Eddie Jordan se démène afin d'obtenir un bon moteur pour la saison 1998. Tout en négociant avec Mugen-Honda, il tente de persuader Peugeot de le motoriser pour une quatrième et dernière année. Problème: la firme au lion a signé un contrat d'exclusivité avec Prost GP pour la période 1998-2000. Jordan s'entretient pourtant avec Pierre-Michel Fauconnier et Jean-Pierre Boudy dans l'espoir de fléchir leur position. En vain. Il harcèle alors Alain Prost, lui promettant même une assistance électronique gratuite si celui-ci renonce à l'exclusivité. Peine perdue. « Eddie peut promettre tout ce qu'il veut, je resterai ferme », assure Prost, bravache.

 

D'ordinaire plutôt réservé, Olivier Panis apparaît ici en veine de confidences. « J'ai effacé ma déception de Monaco ! » proclame-il. « D'ailleurs, ce n'en était pas vraiment une. » En fait, il est rassuré que cette étape symbolique soit maintenant derrière lui. Il s'inquiète néanmoins de porter l'écurie Prost sur ses seules épaules. « Quand j'observe Nakano, j'ai l'impression qu'il se demande lui-même ce qu'il fout ici », lâche-t-il. « Pour le remplacer, Alain Prost envisage Emmanuel Collard ou Jean-Christophe Boullion. Mais je vais aussi parler de mon ami Franck Lagorce. » Les Bleus aligneront-ils un duo tricolore d'ici la fin de la saison ?

 

Son compatriote Jean Alesi est lui des plus moroses. Il vit en effet le plus mauvais début de saison de sa carrière: trois points inscrits en cinq courses. Pis, à l'occasion de récents essais privés sur ce circuit de Montmeló, Flavio Briatore a donné sa Benetton-Renault à ses jeunes protégés Alexander Wurz et Jarno Trulli. Un véritable affront. Son coéquipier Gerhard Berger est lui atteint d'une vilaine sinusite. Il doit prendre un traitement à base d'antibiotiques et affiche une petite mine. Affaibli et démoralisé, le grand Autrichien ne dissimule plus guère ses envies de retraite... La rumeur annonce son remplacement par son jeune compatriote Wurz en 1998.

 

Depuis le début du championnat, Peter Sauber était mécontent des performances de Nicola Larini, constamment devancé par Johnny Herbert et sujet à trop d'erreurs de pilotage.

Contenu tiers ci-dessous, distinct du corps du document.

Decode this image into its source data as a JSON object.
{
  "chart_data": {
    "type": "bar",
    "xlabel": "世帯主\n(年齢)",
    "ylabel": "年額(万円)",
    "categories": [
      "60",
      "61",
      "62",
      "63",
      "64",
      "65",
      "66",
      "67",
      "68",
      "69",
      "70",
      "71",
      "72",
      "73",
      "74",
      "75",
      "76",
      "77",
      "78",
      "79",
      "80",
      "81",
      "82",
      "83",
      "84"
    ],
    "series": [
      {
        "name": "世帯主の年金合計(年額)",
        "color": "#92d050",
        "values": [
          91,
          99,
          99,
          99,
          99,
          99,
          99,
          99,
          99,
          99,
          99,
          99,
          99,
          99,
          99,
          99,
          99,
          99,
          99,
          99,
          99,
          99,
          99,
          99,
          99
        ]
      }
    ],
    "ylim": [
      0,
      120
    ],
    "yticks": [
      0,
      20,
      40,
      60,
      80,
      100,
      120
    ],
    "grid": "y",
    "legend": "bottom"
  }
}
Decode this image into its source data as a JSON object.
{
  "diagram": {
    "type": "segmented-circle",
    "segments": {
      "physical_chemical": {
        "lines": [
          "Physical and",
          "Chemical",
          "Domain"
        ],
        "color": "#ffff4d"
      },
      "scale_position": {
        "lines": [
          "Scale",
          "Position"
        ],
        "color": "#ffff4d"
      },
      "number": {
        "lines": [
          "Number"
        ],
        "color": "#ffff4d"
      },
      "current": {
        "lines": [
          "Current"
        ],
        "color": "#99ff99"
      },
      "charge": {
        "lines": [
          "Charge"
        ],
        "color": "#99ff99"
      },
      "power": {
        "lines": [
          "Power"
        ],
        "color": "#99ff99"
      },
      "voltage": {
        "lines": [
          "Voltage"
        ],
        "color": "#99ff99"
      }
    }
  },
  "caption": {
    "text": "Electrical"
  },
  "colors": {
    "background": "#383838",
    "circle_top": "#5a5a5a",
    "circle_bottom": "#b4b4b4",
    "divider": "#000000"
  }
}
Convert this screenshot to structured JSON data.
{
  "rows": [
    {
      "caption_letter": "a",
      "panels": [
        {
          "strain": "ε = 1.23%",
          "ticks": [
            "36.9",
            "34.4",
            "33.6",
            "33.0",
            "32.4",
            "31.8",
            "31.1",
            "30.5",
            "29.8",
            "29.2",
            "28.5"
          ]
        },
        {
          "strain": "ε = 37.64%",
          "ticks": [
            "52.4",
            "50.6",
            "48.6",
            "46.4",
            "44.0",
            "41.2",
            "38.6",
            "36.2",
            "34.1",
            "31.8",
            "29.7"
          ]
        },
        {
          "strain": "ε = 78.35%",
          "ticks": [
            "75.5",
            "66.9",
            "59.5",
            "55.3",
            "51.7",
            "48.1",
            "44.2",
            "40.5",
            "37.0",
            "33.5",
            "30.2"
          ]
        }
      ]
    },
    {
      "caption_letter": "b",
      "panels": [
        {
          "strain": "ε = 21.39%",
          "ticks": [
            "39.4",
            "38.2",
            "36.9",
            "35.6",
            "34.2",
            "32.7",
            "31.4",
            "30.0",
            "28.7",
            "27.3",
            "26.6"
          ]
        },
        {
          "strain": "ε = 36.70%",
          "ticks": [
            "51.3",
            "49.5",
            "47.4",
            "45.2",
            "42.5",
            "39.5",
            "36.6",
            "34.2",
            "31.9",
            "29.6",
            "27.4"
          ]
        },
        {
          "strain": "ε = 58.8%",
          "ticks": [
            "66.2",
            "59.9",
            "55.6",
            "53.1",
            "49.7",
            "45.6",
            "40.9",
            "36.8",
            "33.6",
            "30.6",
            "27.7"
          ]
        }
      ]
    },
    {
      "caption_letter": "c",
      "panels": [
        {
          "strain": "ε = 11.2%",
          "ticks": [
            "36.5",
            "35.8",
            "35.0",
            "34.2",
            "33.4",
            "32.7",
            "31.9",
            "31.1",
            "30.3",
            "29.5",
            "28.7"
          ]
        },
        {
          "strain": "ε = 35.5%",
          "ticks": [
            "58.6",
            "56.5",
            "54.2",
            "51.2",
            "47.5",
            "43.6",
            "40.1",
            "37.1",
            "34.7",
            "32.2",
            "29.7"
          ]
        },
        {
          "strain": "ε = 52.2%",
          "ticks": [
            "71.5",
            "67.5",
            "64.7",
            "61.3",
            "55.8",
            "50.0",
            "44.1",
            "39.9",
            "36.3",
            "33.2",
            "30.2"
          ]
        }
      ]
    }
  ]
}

En conséquence, l'Italien est évincé et remplacé par son compatriote Gianni Morbidelli, lui aussi « prêté » par Ferrari dont il était l'essayeur officiel depuis le passage de Larini chez Sauber. « Sans doute, Nicola a manqué de temps pour se réadapter à la conduite en Grand Prix, mais il savait à quoi s'en tenir », commente Peter Sauber. Ce dernier sait que la C16 à moteur Ferrari possède un excellent potentiel et souhaite disposer de deux pilotes compétitifs pour ramener des points régulièrement. Toutefois, Morbidelli est lui aussi un « revenant » : son dernier Grand Prix remonte à novembre 1995, et il n'a piloté qu'une seule fois la Sauber, lors de récents essais privés à Barcelone.

 

Ce week-end, John Barnard prend ses fonctions de directeur technique de l'équipe TWR-Arrows, accompagné de son assistant Mike Coughlan. Les deux ingénieurs ne dissimulent pas leur désappointement devant le niveau de l'Arrows-Yamaha A18 et vont concentrer leurs efforts sur la conception de la monoplace de 1998. Damon Hill aura-t-il la patience d'attendre cette création ? Rien n'est moins sûr car le champion du monde en titre discute ouvertement avec quatre autres écuries: McLaren, Jordan, Sauber et Prost.

 

La McLaren MP4/12 est remaniée pour ce GP d'Espagne avec un aileron avant doté d'une cornière sur toute sa longueur. Elle reçoit aussi un tout nouveau moteur Mercedes, baptisé FO110 version F, plus léger et plus ramassé. Sa vitesse de rotation a été augmentée de 700 tours/minute pour atteindre une puissance de 775 chevaux. Ferrari utilise pour la première fois en course son nouveau V10 046/2 aperçu lors des essais du GP de Saint-Marin. Ce moteur semble un peu plus volumineux que son devancier afin de permettre un alésage accru. Sa chambre d'expansion a aussi été modifiée pour ce rendez-vous espagnol. Chez Benetton, Berger bénéficie pour la première fois de la même suspension qu'Alesi, avec un dispositif anti-plongée. La Stewart reçoit de nouveaux déflecteurs avant placés à l'intérieur des suspensions, comme sur la Ferrari. Jordan utilise un nouveau diffuseur, placé plus haut et de forme plus carrée. La Sauber inaugure une nouvelle prise d'air dynamique: une cloison sépare l'entrée d'air proprement dite de l'appui-tête, comme sur la Williams et la Jordan. Les « candélabres » disparaissent de la Tyrrell mais subsistent les ailes fixées de part et d'autre du museau, ainsi que les appuis placés devant les roues arrière. La 025 accueille également la dernière évolution du V8 Ford-Cosworth, l'ED5.

 

Début mai, l'usine Goodyear d'Akron, dans l'Ohio, qui fabrique les pneus de F1, est paralysée par une grève qui ralentit considérablement la production. Les ouvriers persistant à se croiser les bras, ce sont les ingénieurs eux-mêmes qui ont fabriqué in extremis les 2300 pneus prévus pour le GP d'Espagne ! Conçues dans l'urgence, ces gommes n'ont pas le temps de sécher et de se stabiliser. Elles se révèlent donc très (trop) tendres, ce qui représentera un avantage en qualifications... et un grave inconvénient en course.

 

Essais et qualfications

Les essais du vendredi réservent une belle surprise à Benetton: les pneus apportés par Goodyear conviennent parfaitement à la B197 et Alesi réalise le meilleur chrono. Néanmoins les Williams-Renault et les Ferrari retrouvent l'ascendant samedi matin lorsque Frentzen se montre le plus véloce devant M. Schumacher et Villeneuve.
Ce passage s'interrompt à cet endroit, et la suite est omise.